Databricks Workflow Job

# validate_job.py — run as a Databricks Workflow task (Python script)
from duckguard import connect

dg = connect("databricks://auto", table="prod.sales.orders")

result = dg.expect({
    "order_id": {"not_null": True, "unique": True},
    "amount": {"min": 0, "max": 1000000},
})

if not result.passed:
    raise Exception(f"Validation failed:\n{result.failures()}")

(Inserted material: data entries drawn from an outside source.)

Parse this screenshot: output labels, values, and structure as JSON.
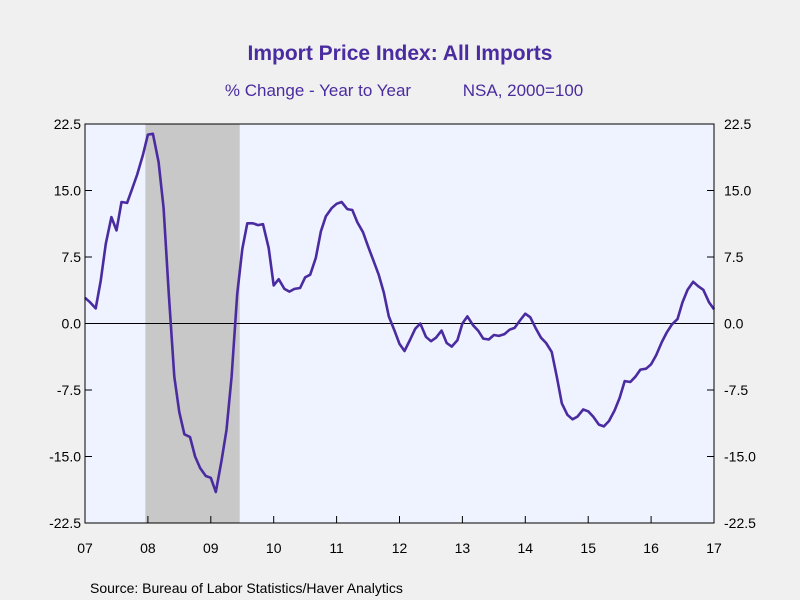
{
  "chart_data": {
    "type": "line",
    "title": "Import Price Index: All Imports",
    "subtitle": "% Change - Year to Year",
    "subtitle_right": "NSA, 2000=100",
    "source": "Source:  Bureau of Labor Statistics/Haver Analytics",
    "ylim": [
      -22.5,
      22.5
    ],
    "y_ticks": [
      "22.5",
      "15.0",
      "7.5",
      "0.0",
      "-7.5",
      "-15.0",
      "-22.5"
    ],
    "xlim": [
      2007.0,
      2017.0
    ],
    "x_ticks": [
      "07",
      "08",
      "09",
      "10",
      "11",
      "12",
      "13",
      "14",
      "15",
      "16",
      "17"
    ],
    "recession": {
      "start": 2007.96,
      "end": 2009.46
    },
    "zero_line": true,
    "colors": {
      "line": "#4a2ca0",
      "title": "#4a2ca0",
      "plot_background": "#eef3ff",
      "recession_shade": "#c8c8c8",
      "page_background": "#f0f0f0"
    },
    "series": [
      {
        "x": [
          2007.0,
          2007.08,
          2007.17,
          2007.25,
          2007.33,
          2007.42,
          2007.5,
          2007.58,
          2007.67,
          2007.75,
          2007.83,
          2007.92,
          2008.0,
          2008.08,
          2008.17,
          2008.25,
          2008.33,
          2008.42,
          2008.5,
          2008.58,
          2008.67,
          2008.75,
          2008.83,
          2008.92,
          2009.0,
          2009.08,
          2009.17,
          2009.25,
          2009.33,
          2009.42,
          2009.5,
          2009.58,
          2009.67,
          2009.75,
          2009.83,
          2009.92,
          2010.0,
          2010.08,
          2010.17,
          2010.25,
          2010.33,
          2010.42,
          2010.5,
          2010.58,
          2010.67,
          2010.75,
          2010.83,
          2010.92,
          2011.0,
          2011.08,
          2011.17,
          2011.25,
          2011.33,
          2011.42,
          2011.5,
          2011.58,
          2011.67,
          2011.75,
          2011.83,
          2011.92,
          2012.0,
          2012.08,
          2012.17,
          2012.25,
          2012.33,
          2012.42,
          2012.5,
          2012.58,
          2012.67,
          2012.75,
          2012.83,
          2012.92,
          2013.0,
          2013.08,
          2013.17,
          2013.25,
          2013.33,
          2013.42,
          2013.5,
          2013.58,
          2013.67,
          2013.75,
          2013.83,
          2013.92,
          2014.0,
          2014.08,
          2014.17,
          2014.25,
          2014.33,
          2014.42,
          2014.5,
          2014.58,
          2014.67,
          2014.75,
          2014.83,
          2014.92,
          2015.0,
          2015.08,
          2015.17,
          2015.25,
          2015.33,
          2015.42,
          2015.5,
          2015.58,
          2015.67,
          2015.75,
          2015.83,
          2015.92,
          2016.0,
          2016.08,
          2016.17,
          2016.25,
          2016.33,
          2016.42,
          2016.5,
          2016.58,
          2016.67,
          2016.75,
          2016.83,
          2016.92,
          2017.0
        ],
        "y": [
          2.9,
          2.4,
          1.7,
          4.8,
          9.0,
          12.0,
          10.5,
          13.7,
          13.6,
          15.2,
          16.8,
          19.0,
          21.3,
          21.4,
          18.2,
          13.0,
          3.5,
          -6.0,
          -10.0,
          -12.5,
          -12.8,
          -15.0,
          -16.3,
          -17.2,
          -17.4,
          -19.0,
          -15.5,
          -12.0,
          -6.0,
          3.3,
          8.4,
          11.3,
          11.3,
          11.1,
          11.2,
          8.5,
          4.3,
          5.0,
          3.9,
          3.6,
          3.9,
          4.0,
          5.2,
          5.5,
          7.4,
          10.4,
          12.1,
          13.0,
          13.5,
          13.7,
          12.9,
          12.8,
          11.4,
          10.3,
          8.7,
          7.2,
          5.5,
          3.5,
          0.8,
          -0.8,
          -2.3,
          -3.1,
          -1.8,
          -0.6,
          0.0,
          -1.5,
          -2.0,
          -1.6,
          -0.8,
          -2.2,
          -2.6,
          -1.9,
          0.0,
          0.8,
          -0.2,
          -0.8,
          -1.7,
          -1.8,
          -1.3,
          -1.4,
          -1.2,
          -0.7,
          -0.5,
          0.4,
          1.1,
          0.7,
          -0.6,
          -1.6,
          -2.2,
          -3.2,
          -6.0,
          -9.0,
          -10.3,
          -10.8,
          -10.5,
          -9.7,
          -9.9,
          -10.5,
          -11.4,
          -11.6,
          -11.0,
          -9.8,
          -8.4,
          -6.5,
          -6.6,
          -6.0,
          -5.2,
          -5.1,
          -4.6,
          -3.6,
          -2.1,
          -1.0,
          -0.1,
          0.5,
          2.4,
          3.8,
          4.7,
          4.2,
          3.8,
          2.4,
          1.6
        ]
      }
    ]
  }
}
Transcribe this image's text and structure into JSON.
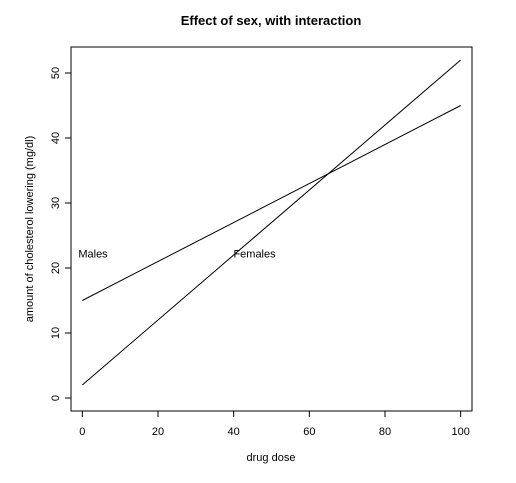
{
  "chart_data": {
    "type": "line",
    "title": "Effect of sex, with interaction",
    "xlabel": "drug dose",
    "ylabel": "amount of cholesterol lowering (mg/dl)",
    "xlim": [
      -3,
      103
    ],
    "ylim": [
      -2,
      54
    ],
    "xticks": [
      0,
      20,
      40,
      60,
      80,
      100
    ],
    "yticks": [
      0,
      10,
      20,
      30,
      40,
      50
    ],
    "grid": false,
    "legend": "none",
    "series": [
      {
        "name": "Males",
        "x": [
          0,
          100
        ],
        "y": [
          15,
          45
        ]
      },
      {
        "name": "Females",
        "x": [
          0,
          100
        ],
        "y": [
          2,
          52
        ]
      }
    ],
    "annotations": [
      {
        "text": "Males",
        "x": 0,
        "y": 21.6
      },
      {
        "text": "Females",
        "x": 41,
        "y": 21.6
      }
    ]
  }
}
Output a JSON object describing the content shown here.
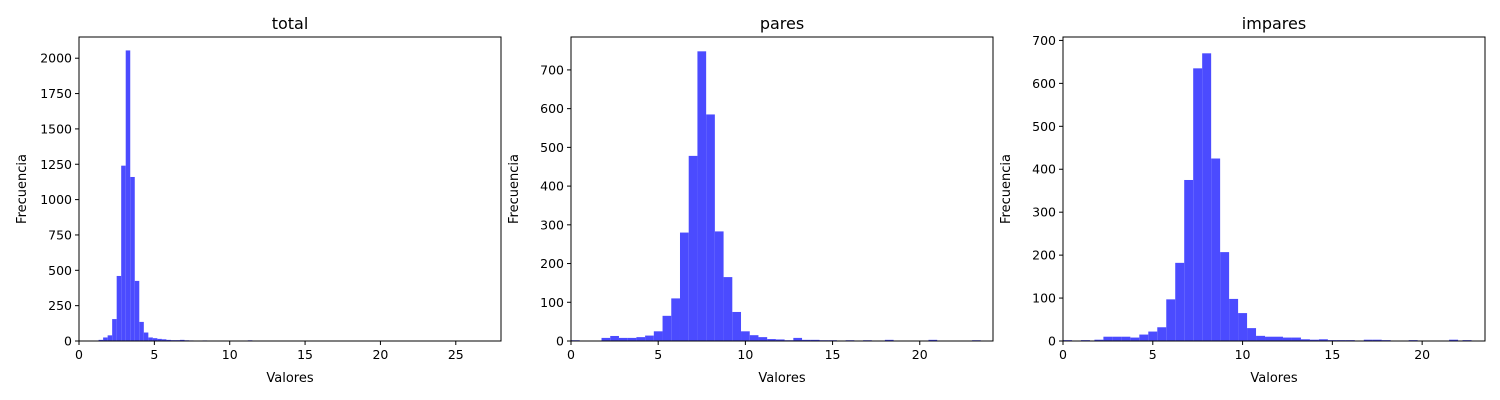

print(f"✓ Validated {result.stats['rows_checked']} rows")

Add this as a task in your Databricks Workflow, chained after your ETL task. Uses the job cluster's auth context automatically.


Migration from Great Expectations on Databricks

Before: GE + Spark

# Requires: running Spark cluster, GE config, YAML files
import great_expectations as gx
from great_expectations.datasource.fluent import SparkDatasource

context = gx.get_context()

datasource = context.sources.add_spark("my_spark")
asset = datasource.add_dataframe_asset("orders")

df = spark.table("prod.sales.orders")
batch = asset.build_batch_request(dataframe=df)

context.add_or_update_expectation_suite("orders_suite")
validator = context.get_validator(
    batch_request=batch,
    expectation_suite_name="orders_suite",
)
validator.expect_column_values_to_not_be_null("order_id")
validator.expect_column_values_to_be_unique("order_id")
validator.expect_column_values_to_be_between("amount", min_value=0)
validator.save_expectation_suite()

checkpoint = context.add_or_update_checkpoint(
    name="orders_cp",
    validations=[{
        "batch_request": batch,
        "expectation_suite_name": "orders_suite",
    }],
)
result = checkpoint.run()

Requirements: Spark cluster running, great_expectations/ directory with YAML configs, checkpoint YAML.

After: DuckGuard

from duckguard import connect

dg = connect("databricks://workspace.databricks.com", table="prod.sales.orders")
result = dg.expect({
    "order_id": {"not_null": True, "unique": True},
    "amount": {"min": 0},
})
assert result.passed

Requirements: pip install duckguard[databricks]. That's it.

Migration Steps

  1. pip install duckguard[databricks]
  2. Replace GE datasource config → one connect() call
  3. Convert expect_column_* calls → dict format
  4. Replace checkpoints → pytest
  5. Delete great_expectations/ directory and all YAML
  6. Stop paying for a Spark cluster to run validation

What you save

  • No Spark cluster for validation — use SQL warehouse or direct Delta access
  • No YAML — expectations live in Python code
  • No GE context — no config directory, no checkpoint files
  • Faster CI — no JVM startup, no cluster provisioning

Architecture

┌──────────────────┐
│  Your Code       │
│  (laptop / CI)   │
│                  │
│  duckguard       │
└────────┬─────────┘
         │ SQL over HTTPS
         │ (Databricks SQL connector)
┌──────────────────┐
│  Databricks      │
│  SQL Warehouse   │
│  (serverless)    │
│                  │
│  ┌────────────┐  │
│  │ Unity      │  │
│  │ Catalog    │  │
│  │            │  │
│  │ Delta Lake │  │
│  └────────────┘  │
└──────────────────┘

DuckGuard sends aggregation queries to a SQL warehouse. No data leaves Databricks. No Spark driver needed on your side. Authentication goes through Databricks tokens over HTTPS.